Report Recommendations
An FDA-commissioned panel of the National Academies of Sciences, Engineering, and Medicine outlined in a new report the steps needed to not create more opiate addicts anymore and prevent current opioid users from getting led toward fentanyl, heroin, and other street drugs.
“The broad reach of the epidemic has blurred the formerly distinct social boundary between prescribed opioids and illegally manufactured ones, such as heroin,” said committee chair Richard J. Bonnie, medicine and law professor and director of University of Virginia’s Institute of Law, Psychiatry, and Public Policy in a statement.
As of 2015, at least 2 million Americans are addicted to prescribed opioids, and nearly 600,000 have addiction problems involving heroin. Around 90 people a day die from opioid overdose.
In general, opioid prescriptions dropped 18 percent from 2010 to 2015, but there is hardly any reason to celebrate when the number of prescriptions in 2015 was three times higher than in 1999.
The panel recommended mandating pain-related education for all physicians who deal with "pain patients" and train all health care providers in counseling those at risk for opioid overdose or addiction.
To decrease harm to opioid users who have turned to street drugs, the panel also seeks to stop escalating criminal penalties for illicit-drug related activities, but instead have states adopt practices such as needle exchanges, safe places for injection-drug users, and greater access to opioid-reversing agent naloxone.
The FDA And Other Experts
The report, requested by the U.S. Food and Drug Administration (FDA) itself, also proposed that the FDA assess opioid drug safety not just to patients but also to whole families and communities surrounding them. New opioid formulations should meet such higher standard, where manufacturers are required to conduct extensive studies of drug use post-FDA approval.

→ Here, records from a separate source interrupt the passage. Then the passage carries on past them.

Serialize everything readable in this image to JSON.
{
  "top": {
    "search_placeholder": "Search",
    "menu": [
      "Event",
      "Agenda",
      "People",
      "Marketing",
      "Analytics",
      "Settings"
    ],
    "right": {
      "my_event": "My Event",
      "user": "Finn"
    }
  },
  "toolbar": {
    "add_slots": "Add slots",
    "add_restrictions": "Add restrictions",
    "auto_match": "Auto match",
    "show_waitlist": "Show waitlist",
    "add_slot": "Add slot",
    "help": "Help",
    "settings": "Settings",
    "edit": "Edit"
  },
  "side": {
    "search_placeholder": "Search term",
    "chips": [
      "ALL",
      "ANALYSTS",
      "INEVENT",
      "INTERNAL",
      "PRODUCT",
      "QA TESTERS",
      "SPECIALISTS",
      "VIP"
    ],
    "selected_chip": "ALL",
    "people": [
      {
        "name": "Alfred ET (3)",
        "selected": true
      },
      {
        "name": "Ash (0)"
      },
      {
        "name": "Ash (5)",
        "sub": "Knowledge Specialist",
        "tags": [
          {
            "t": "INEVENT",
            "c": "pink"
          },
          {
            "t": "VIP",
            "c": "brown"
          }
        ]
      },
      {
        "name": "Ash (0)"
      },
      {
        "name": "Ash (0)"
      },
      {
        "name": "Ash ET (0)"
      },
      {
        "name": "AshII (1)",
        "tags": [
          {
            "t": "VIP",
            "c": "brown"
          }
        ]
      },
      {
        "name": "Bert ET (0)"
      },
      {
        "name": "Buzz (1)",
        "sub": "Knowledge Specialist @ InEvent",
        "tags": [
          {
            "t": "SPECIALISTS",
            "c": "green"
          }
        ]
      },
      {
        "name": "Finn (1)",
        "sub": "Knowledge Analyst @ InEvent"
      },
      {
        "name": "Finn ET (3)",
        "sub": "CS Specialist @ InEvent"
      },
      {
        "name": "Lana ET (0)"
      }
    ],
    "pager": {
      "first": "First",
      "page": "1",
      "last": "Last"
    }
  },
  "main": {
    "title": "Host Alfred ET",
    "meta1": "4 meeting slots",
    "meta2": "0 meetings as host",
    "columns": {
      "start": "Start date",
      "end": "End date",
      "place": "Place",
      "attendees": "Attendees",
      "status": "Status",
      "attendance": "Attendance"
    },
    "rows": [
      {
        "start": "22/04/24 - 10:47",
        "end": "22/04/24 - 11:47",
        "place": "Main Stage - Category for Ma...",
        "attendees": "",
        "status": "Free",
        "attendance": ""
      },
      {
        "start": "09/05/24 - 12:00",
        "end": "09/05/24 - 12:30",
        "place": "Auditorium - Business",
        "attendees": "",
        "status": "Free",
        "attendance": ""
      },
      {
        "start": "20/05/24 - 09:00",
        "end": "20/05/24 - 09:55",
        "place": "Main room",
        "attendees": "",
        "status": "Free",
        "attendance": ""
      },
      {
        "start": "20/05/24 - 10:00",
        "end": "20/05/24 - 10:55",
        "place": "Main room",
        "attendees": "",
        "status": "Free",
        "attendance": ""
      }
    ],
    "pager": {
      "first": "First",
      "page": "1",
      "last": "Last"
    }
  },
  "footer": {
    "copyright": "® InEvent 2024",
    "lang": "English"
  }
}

The FDA should also reevaluate safety one, four, as well as six years after the drugs entered the market.
“But to make a meaningful impact, this epidemic must be addressed as a public health emergency, and requires an all-of-the-above approach,” said FDA commissioner Dr. Scott Gottlieb in a statement on the newly released report.
Updates on opioids, according to panel member Dr. Aaron S. Kesselheim, shouldn’t come from the drug makers themselves, given their traditional role of “detailing” health care providers on proper use of the medications.
“[W]e need to think about ways to ensure that educational practices are done independent of manufacturers,” Kesselheim emphasized.